Hess 300 – Abbozzo del canone Liebe mich werter Weissenbach (Amami, caro Weissenbach)

Hess 300 – Abbozzo del canone “Liebe mich werter Weissenbach” (Amami, caro Weissenbach), per [Aloys] Weissenbach. [Secondo C/C, p. 261, “Questo canone a 2 voci (?) è stato scritto all’incirca nel gennaio del 1820”. Johnson riporta il titolo come “Liebe mich, werter Freund” (Amami, caro amico). Cfr. The Beetìioven Sketchbooks, University of California Press, Berkeley, 1985, p. 367. Da A. Willem Holsbergen ricevo le seguenti informazioni: “Esaminando l’abbozzo reale del canone, appare chiaro che è a 3 voci. All’interno del quaderno di appunti musicali tascabile BH 107 (SBH 665, SV 81) della Beethoven-Haus di Bonn, il canone è disseminato in quattro posti diversi.

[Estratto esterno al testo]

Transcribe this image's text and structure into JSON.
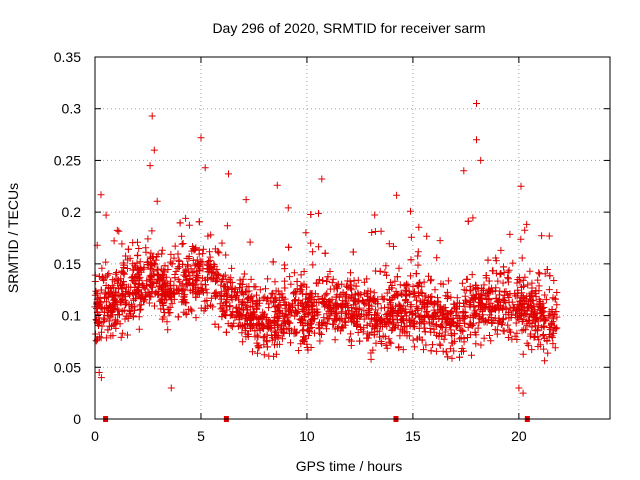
{
  "chart_data": {
    "type": "scatter",
    "title": "Day 296 of 2020, SRMTID for receiver sarm",
    "xlabel": "GPS time / hours",
    "ylabel": "SRMTID / TECUs",
    "xlim": [
      0,
      24.3
    ],
    "ylim": [
      0,
      0.35
    ],
    "grid": true,
    "point_style": "plus",
    "color": "#e00000",
    "x_ticks": [
      0,
      5,
      10,
      15,
      20
    ],
    "x_tick_labels": [
      "0",
      "5",
      "10",
      "15",
      "20"
    ],
    "y_ticks": [
      0,
      0.05,
      0.1,
      0.15,
      0.2,
      0.25,
      0.3,
      0.35
    ],
    "y_tick_labels": [
      "0",
      "0.05",
      "0.1",
      "0.15",
      "0.2",
      "0.25",
      "0.3",
      "0.35"
    ],
    "axis_markers_x": [
      0.5,
      6.2,
      14.2,
      20.4
    ],
    "series": [
      {
        "name": "SRMTID",
        "x_range": [
          0.0,
          21.8
        ],
        "mean_profile": [
          [
            0.0,
            0.11
          ],
          [
            1.0,
            0.115
          ],
          [
            2.0,
            0.13
          ],
          [
            2.7,
            0.14
          ],
          [
            3.5,
            0.12
          ],
          [
            4.5,
            0.135
          ],
          [
            5.2,
            0.14
          ],
          [
            6.0,
            0.125
          ],
          [
            7.0,
            0.1
          ],
          [
            8.0,
            0.095
          ],
          [
            9.0,
            0.1
          ],
          [
            10.0,
            0.105
          ],
          [
            11.0,
            0.11
          ],
          [
            12.0,
            0.105
          ],
          [
            13.0,
            0.1
          ],
          [
            14.0,
            0.105
          ],
          [
            15.0,
            0.11
          ],
          [
            16.0,
            0.1
          ],
          [
            17.0,
            0.095
          ],
          [
            18.0,
            0.11
          ],
          [
            19.0,
            0.115
          ],
          [
            20.0,
            0.11
          ],
          [
            21.0,
            0.1
          ],
          [
            21.8,
            0.095
          ]
        ],
        "highlighted_values": [
          {
            "x": 2.7,
            "y": 0.293
          },
          {
            "x": 2.8,
            "y": 0.26
          },
          {
            "x": 2.6,
            "y": 0.245
          },
          {
            "x": 5.0,
            "y": 0.272
          },
          {
            "x": 5.2,
            "y": 0.243
          },
          {
            "x": 18.0,
            "y": 0.305
          },
          {
            "x": 18.0,
            "y": 0.27
          },
          {
            "x": 18.2,
            "y": 0.25
          },
          {
            "x": 17.4,
            "y": 0.24
          },
          {
            "x": 8.6,
            "y": 0.226
          },
          {
            "x": 10.7,
            "y": 0.232
          },
          {
            "x": 6.3,
            "y": 0.237
          },
          {
            "x": 20.1,
            "y": 0.225
          },
          {
            "x": 20.0,
            "y": 0.03
          },
          {
            "x": 3.6,
            "y": 0.03
          },
          {
            "x": 20.2,
            "y": 0.025
          },
          {
            "x": 0.2,
            "y": 0.045
          },
          {
            "x": 0.3,
            "y": 0.04
          }
        ],
        "approx_point_count": 2600
      }
    ]
  }
}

Tale quaderno, lo Skizzenbuch aus den Jahren 1819/20, è stato pubblicato [in trascrizione] da Joseph Schmidt-Görg, attraverso la Beethoven-Haus di Bonn, nel 1952 e, in facsimile, nel 1968. Come prima cosa abbiamo, a p. 40, un solo rigo con le prime 4 battute della melodia e la parola ‘Canone’ scritta sopra. Diverse pagine più avanti, a p. 43, troviamo tre tentativi di Beethoven di risolvere il canone. Il primo di essi fornisce diverse tracce ma è molto impreciso. Gli ultimi due sono invece più o meno completamente risolti, ma differiscono nei dettagli. Tre righi musicali uniti insieme in un unico sistema rendono evidente che Beethoven stava lavorando su un canone a 3 voci (o meglio un canone all’unisono, per essere più precisi)”.] Cfr. il numero che segue.